Впору было удивиться. Метельников покачал головой. Кружки, крестики, пунктирные и сплошные линии. Кто над кем, кто против кого. Его пугало обилие фамилий. Схема имела вид устрашающий. Со стороны было похоже на рисунок какого-то гигантского созвездия.

— А это что?

— Где? Ах, это! Весы, Антон Витальевич. Схематическое изображение. На левой чаше девять фамилий, на правой — пять. Вопрос на социальную сообразительность. Какая чаша окажется тяжелее?

Метельников брезгливо оттолкнул газету.

— Не знаю. Да и зачем мне знать? Ты рядом, просветишь. — Хотел сказать спокойно, а получилось с вызовом, с подковыркой. — Тебе бы, Фатеев, родиться лет двести, триста назад. Служил бы при дворе какого-нибудь монарха, плел интриги, а по утрам стоял у окна замка и наблюдал, как казнят твоих вчерашних сподвижников. Тоже театр. Ты же театрал у нас, Фатеев?

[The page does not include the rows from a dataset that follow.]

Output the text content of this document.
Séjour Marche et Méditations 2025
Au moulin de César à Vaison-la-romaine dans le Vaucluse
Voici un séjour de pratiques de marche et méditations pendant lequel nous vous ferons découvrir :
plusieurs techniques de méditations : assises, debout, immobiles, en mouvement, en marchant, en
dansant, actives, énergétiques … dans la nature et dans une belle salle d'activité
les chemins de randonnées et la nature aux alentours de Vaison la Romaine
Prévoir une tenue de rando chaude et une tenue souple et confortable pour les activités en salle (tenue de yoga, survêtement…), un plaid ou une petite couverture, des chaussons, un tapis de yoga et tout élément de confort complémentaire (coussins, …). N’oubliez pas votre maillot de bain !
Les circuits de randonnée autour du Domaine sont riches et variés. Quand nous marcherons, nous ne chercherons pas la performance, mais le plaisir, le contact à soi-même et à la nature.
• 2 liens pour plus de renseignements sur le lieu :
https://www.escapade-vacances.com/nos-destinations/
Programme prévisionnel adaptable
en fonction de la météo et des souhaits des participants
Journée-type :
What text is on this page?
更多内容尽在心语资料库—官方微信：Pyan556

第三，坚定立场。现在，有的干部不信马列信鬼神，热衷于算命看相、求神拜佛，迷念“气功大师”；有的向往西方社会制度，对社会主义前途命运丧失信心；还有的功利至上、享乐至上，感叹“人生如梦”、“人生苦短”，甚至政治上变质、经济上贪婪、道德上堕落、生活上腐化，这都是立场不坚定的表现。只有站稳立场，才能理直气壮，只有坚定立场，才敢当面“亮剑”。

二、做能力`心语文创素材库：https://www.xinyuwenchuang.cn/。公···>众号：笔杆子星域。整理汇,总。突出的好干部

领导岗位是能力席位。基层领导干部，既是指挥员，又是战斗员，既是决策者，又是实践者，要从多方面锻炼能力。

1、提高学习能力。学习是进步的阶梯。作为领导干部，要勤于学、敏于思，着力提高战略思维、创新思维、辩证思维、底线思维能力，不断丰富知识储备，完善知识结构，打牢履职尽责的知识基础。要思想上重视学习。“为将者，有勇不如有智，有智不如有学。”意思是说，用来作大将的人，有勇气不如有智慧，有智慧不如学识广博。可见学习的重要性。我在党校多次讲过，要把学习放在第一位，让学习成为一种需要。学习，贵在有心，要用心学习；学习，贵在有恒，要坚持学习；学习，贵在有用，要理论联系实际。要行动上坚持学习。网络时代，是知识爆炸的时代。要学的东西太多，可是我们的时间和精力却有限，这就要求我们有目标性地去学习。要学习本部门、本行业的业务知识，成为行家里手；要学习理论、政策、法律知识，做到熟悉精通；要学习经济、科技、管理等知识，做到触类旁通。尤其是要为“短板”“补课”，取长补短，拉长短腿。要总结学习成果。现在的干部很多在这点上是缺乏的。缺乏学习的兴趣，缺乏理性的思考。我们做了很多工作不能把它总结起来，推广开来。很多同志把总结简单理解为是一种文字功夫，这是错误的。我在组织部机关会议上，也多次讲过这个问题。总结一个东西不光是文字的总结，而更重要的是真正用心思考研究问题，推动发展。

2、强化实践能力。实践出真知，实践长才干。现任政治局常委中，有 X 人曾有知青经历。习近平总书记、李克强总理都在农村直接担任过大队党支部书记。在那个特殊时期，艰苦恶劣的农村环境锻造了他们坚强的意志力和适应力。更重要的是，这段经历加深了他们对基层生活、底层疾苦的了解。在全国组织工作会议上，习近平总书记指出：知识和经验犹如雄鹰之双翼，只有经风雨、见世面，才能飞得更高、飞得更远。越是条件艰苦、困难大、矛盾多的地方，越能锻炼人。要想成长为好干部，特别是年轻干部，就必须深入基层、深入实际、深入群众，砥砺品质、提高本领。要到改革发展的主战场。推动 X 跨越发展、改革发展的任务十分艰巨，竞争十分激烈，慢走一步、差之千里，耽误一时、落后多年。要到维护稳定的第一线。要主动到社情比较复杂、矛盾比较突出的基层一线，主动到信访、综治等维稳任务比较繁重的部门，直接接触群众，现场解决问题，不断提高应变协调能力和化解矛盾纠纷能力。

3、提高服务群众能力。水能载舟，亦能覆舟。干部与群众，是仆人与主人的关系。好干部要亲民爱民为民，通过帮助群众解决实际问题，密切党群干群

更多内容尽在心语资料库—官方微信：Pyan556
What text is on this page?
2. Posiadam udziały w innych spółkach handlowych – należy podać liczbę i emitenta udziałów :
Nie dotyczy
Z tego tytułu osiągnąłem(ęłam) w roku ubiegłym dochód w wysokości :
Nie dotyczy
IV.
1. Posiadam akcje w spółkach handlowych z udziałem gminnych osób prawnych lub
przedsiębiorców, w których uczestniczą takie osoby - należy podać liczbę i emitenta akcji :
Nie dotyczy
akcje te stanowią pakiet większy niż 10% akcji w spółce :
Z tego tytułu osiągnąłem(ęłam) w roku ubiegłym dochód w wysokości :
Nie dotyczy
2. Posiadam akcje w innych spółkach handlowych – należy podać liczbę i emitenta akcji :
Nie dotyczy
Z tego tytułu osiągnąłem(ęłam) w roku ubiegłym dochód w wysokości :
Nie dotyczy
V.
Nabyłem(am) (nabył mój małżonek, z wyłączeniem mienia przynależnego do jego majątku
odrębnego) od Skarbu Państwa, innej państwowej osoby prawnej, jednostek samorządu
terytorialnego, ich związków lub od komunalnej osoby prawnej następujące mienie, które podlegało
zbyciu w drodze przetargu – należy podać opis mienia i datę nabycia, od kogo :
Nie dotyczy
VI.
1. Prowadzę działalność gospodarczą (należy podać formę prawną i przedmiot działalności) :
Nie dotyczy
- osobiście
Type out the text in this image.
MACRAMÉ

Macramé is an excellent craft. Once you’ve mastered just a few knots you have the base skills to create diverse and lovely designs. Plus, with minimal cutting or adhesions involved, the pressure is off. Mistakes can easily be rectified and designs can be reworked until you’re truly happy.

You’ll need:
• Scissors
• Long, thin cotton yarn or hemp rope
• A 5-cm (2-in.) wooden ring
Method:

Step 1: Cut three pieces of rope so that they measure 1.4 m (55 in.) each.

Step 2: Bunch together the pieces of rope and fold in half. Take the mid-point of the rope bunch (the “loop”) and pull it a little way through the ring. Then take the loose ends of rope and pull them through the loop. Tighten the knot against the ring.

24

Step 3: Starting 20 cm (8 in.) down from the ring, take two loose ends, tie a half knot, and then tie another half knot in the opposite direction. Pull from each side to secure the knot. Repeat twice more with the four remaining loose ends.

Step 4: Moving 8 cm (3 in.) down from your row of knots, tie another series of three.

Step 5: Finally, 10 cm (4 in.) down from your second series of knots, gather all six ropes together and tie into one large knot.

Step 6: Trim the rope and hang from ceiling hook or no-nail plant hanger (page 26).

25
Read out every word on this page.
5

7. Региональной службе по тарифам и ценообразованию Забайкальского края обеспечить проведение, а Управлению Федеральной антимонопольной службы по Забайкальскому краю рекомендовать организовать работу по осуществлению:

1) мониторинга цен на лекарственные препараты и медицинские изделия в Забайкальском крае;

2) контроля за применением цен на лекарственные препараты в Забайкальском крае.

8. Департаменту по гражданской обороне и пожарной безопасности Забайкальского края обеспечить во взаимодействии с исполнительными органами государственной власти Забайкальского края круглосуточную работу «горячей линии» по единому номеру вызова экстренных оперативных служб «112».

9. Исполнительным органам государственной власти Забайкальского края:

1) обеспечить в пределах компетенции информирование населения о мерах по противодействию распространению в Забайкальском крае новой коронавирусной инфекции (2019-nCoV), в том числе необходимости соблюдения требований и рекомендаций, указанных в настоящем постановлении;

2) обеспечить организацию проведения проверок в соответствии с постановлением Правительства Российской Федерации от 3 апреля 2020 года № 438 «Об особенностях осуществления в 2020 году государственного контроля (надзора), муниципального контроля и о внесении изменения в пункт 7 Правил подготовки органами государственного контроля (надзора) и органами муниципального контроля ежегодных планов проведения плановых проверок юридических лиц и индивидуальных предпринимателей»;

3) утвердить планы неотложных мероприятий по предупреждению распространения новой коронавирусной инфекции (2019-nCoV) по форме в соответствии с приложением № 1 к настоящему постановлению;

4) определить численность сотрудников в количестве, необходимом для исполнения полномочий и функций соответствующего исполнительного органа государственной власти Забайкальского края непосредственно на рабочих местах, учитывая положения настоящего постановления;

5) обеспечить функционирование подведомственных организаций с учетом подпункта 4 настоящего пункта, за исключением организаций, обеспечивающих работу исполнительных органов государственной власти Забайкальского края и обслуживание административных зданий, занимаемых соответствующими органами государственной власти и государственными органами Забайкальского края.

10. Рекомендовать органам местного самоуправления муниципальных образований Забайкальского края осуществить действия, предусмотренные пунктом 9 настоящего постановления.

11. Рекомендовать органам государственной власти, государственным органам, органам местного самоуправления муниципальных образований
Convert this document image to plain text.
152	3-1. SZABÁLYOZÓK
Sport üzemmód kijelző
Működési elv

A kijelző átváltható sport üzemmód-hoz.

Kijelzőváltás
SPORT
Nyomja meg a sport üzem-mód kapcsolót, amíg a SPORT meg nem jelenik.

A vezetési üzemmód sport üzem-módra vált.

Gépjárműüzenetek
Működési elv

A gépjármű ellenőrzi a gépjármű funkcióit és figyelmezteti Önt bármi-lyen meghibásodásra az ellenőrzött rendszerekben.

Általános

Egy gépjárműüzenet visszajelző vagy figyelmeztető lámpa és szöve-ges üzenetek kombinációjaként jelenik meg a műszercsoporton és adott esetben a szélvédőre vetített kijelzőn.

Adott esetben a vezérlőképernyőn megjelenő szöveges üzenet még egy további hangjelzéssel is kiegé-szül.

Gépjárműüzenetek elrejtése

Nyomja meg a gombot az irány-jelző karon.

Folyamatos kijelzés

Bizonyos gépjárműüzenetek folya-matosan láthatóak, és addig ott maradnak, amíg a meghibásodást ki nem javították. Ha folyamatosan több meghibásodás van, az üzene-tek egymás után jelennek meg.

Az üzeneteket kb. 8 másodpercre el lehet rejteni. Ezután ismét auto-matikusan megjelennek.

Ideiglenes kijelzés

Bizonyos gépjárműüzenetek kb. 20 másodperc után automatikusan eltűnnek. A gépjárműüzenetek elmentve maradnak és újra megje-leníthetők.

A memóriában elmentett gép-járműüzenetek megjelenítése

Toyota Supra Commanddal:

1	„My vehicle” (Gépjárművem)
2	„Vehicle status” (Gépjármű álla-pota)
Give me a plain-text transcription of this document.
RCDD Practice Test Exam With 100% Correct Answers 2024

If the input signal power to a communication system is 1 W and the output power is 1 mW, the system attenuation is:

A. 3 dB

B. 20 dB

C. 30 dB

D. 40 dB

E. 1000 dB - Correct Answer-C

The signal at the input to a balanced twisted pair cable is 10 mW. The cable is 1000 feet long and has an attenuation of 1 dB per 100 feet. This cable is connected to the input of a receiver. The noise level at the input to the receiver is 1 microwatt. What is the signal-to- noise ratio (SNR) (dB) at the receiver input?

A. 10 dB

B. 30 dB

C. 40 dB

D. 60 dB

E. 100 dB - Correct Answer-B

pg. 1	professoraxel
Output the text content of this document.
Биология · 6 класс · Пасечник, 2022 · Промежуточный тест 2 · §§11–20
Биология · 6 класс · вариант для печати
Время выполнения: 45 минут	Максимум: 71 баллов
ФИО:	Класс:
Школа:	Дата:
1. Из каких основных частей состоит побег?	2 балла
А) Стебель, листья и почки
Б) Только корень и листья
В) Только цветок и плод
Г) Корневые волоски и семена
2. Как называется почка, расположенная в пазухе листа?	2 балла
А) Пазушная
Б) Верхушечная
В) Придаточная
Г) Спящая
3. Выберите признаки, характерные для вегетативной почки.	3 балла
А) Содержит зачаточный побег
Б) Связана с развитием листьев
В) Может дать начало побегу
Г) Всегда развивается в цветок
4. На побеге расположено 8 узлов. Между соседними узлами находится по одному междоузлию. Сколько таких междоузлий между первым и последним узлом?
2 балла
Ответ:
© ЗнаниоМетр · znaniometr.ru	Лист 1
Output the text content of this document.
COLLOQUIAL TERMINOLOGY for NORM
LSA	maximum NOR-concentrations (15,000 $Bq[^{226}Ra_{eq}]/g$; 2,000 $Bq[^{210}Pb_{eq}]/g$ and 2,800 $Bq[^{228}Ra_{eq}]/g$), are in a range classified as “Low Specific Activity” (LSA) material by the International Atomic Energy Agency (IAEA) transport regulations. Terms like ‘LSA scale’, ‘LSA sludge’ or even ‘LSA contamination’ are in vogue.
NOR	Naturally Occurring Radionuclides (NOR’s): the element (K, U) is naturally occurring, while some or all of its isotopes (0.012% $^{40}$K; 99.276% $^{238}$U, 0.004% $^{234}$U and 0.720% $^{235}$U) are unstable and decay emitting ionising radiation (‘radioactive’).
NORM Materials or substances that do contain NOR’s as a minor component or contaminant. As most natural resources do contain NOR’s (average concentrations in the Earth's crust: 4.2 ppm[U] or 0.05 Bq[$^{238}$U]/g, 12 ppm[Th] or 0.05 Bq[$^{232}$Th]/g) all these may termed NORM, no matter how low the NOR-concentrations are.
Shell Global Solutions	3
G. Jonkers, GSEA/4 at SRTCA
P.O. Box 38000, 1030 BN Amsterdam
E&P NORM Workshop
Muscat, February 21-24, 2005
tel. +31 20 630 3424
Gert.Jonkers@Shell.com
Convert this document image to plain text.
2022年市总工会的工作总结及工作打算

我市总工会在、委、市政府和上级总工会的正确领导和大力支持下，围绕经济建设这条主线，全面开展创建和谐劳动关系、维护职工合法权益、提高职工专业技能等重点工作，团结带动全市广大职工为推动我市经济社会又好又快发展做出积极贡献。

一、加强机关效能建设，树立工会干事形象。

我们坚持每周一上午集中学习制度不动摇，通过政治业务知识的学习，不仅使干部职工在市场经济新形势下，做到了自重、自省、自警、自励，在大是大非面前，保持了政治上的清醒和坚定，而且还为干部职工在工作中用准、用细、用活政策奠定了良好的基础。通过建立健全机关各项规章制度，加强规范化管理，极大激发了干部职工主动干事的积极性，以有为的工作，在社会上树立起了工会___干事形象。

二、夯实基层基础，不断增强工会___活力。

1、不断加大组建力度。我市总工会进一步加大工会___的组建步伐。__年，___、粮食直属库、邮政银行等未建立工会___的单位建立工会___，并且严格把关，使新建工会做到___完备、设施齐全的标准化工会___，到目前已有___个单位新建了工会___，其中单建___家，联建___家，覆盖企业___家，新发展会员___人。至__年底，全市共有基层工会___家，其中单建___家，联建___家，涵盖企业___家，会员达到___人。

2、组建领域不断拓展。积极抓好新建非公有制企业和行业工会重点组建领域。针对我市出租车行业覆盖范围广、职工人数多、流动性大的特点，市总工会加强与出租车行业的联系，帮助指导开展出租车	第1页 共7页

Фатеев знал эту предрасположенность Метельникова к внезапному раздражению и привычку срывать раздражение на людях близких, находящихся у него в подчинении. По натуре Метельников был отходчив и быстро забывал и о своем гневе, и об обидах, которые наносил в запальчивости. Он обижал людей часто. Сам не принимал этих обид всерьез: люди были действительно близкие, обязанные ему многим, а значит — он был в этом убежден, — должны так же легко прощать ему, как он прощал им. В общем и целом это были верные люди, послушно сносившие его подковырки, иронию, если же и случались несогласия, взыгрывало самолюбие, Метельников умел пересилить себя, извинялся, даже как бы каялся за свою невыдержанность. Считавший себя обиженным не подозревал, что угодил в расставленные сети, чувствовал неловкость, ибо всякий раз зрелище раскаяния проходило на людях, вызывало уважительное сочувствие к Метельникову, и потерпевший уже сам готов был просить прощения.